Appeals courts handle far fewer cases that do trial courts. However, appeal courts play a crucial role in the criminal justice system by reviewing the work of lower courts and thereby preventing and controlling injustice.

Selection from How Appeals Work: The Basics for Non-Lawyers, by Roger A. Cox

Issues

The most difficult part of the decision on whether to file an appeal is determining whether a real issue exists which can conceivably result in relief for the appellant from the judgment in the trial court. In civil cases, expense and delay are factors to consider; even if a strong issue can be defined, is it worth it to pay for the legal work on the appeal and put up with the delay inherent in the appellate process instead of settling the case now? In criminal cases, there is seldom a question about whether to appeal, since the defendant's liberty (and sometimes their life, in death penalty jurisdictions) is usually at stake.

Trial counsel has probably already identified issues which can be raised on appeal, but skilled and experienced appellate counsel can often find issues missed by trial counsel through a careful study of the transcript and the record on appeal.

Clients often misunderstand what kinds of subjects can be addressed to an appellate court as issues on appeal. Facts are determined by a jury (or by a judge if the case was tried without a jury). An appellate court cannot and will not retry the case on the facts.
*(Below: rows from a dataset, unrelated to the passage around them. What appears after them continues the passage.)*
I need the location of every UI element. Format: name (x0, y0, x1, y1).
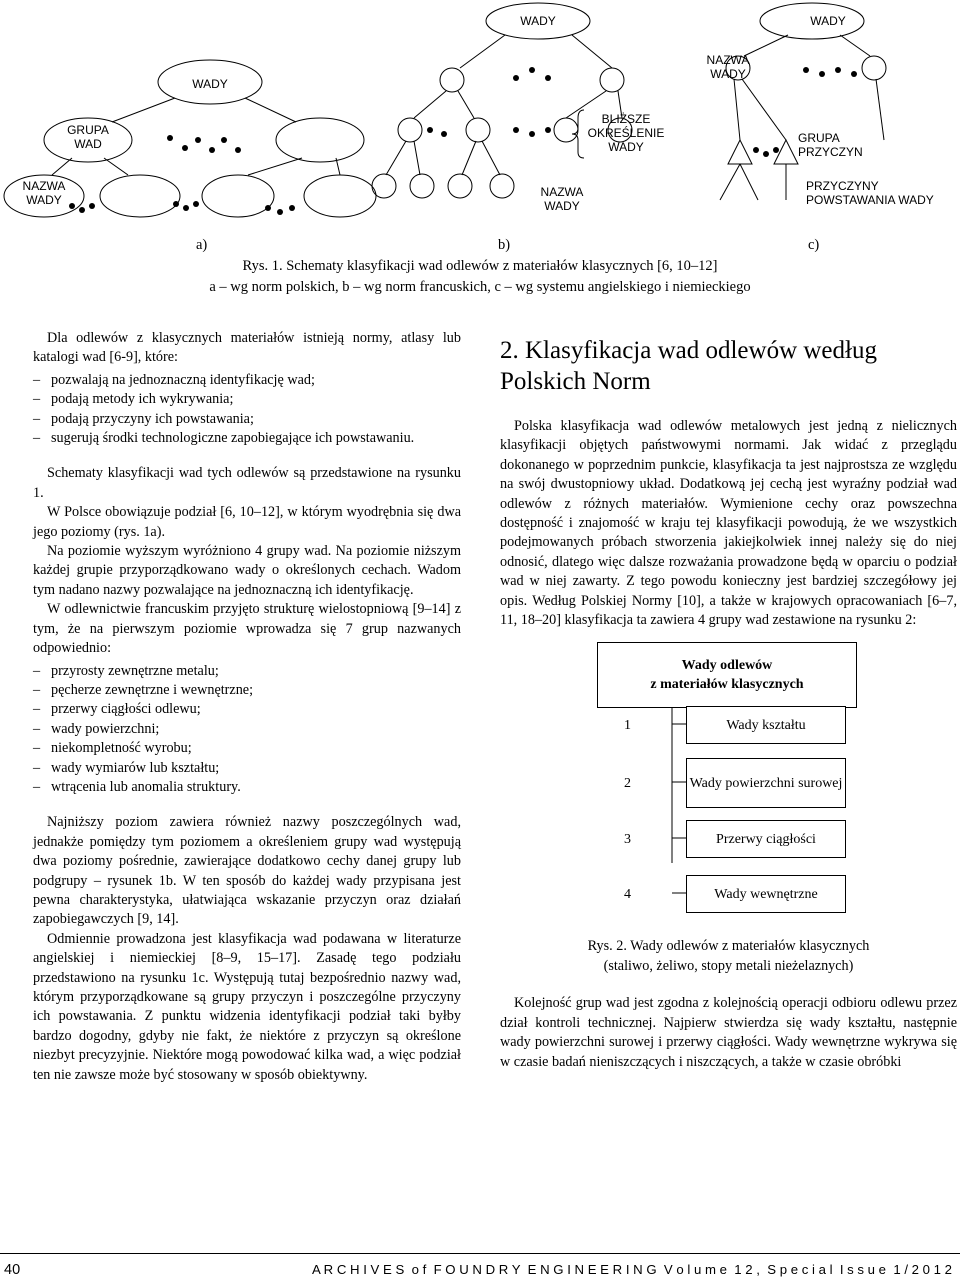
paragraph: Najniższy poziom zawiera również nazwy poszczególnych wad, jednakże pomiędzy tym poziomem a określeniem grupy wad występują dwa poziomy pośrednie, zawierające dodatkowo cechy danej grupy lub podgrupy – rysunek 1b. W ten sposób do każdej wady przypisana jest pewna charakterystyka, ułatwiająca wskazanie przyczyn oraz działań zapobiegawczych [9, 14]. (33, 814, 461, 928)
figure-1-caption-line2: a – wg norm polskich, b – wg norm francuskich, c – wg systemu angielskiego i niemieckiego (209, 279, 751, 295)
group-label: Wady kształtu (726, 717, 806, 733)
list-item: – przyrosty zewnętrzne metalu; (33, 662, 461, 681)
label-nazwa-wady-a: NAZWA WADY (22, 179, 66, 207)
group-box-discontinuity (686, 820, 846, 858)
list-item: – pęcherze zewnętrzne i wewnętrzne; (33, 681, 461, 700)
paragraph: Schematy klasyfikacji wad tych odlewów są przedstawione na rysunku 1. (33, 465, 461, 501)
figure-2-caption (500, 936, 957, 976)
ellipsis-dots (69, 67, 857, 215)
journal-name: A R C H I V E S o f F O U N D R Y E N G I N E E R I N G V o l u m e 1 2 , S p e c i a l I s s u e 1 / 2 0 1 2 (311, 1262, 952, 1277)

It can only consider issues which allege an error of law in the trial court, not factual questions such as whether particular witnesses were believable. “The witness lied” is not an issue which can be raised on appeal, no matter how silly and incredible their testimony may have been. The credibility of witnesses has already been decided by the fact-finder (the jury or judge) who was in a better position to evaluate the mannerisms, appearance, bearing, and other factors involved when a witness testifies. The appellate court has only a cold record in front of it, not real people, and lacks the ability (and the inclination, not to mention the power) to revisit the credibility of trial witnesses.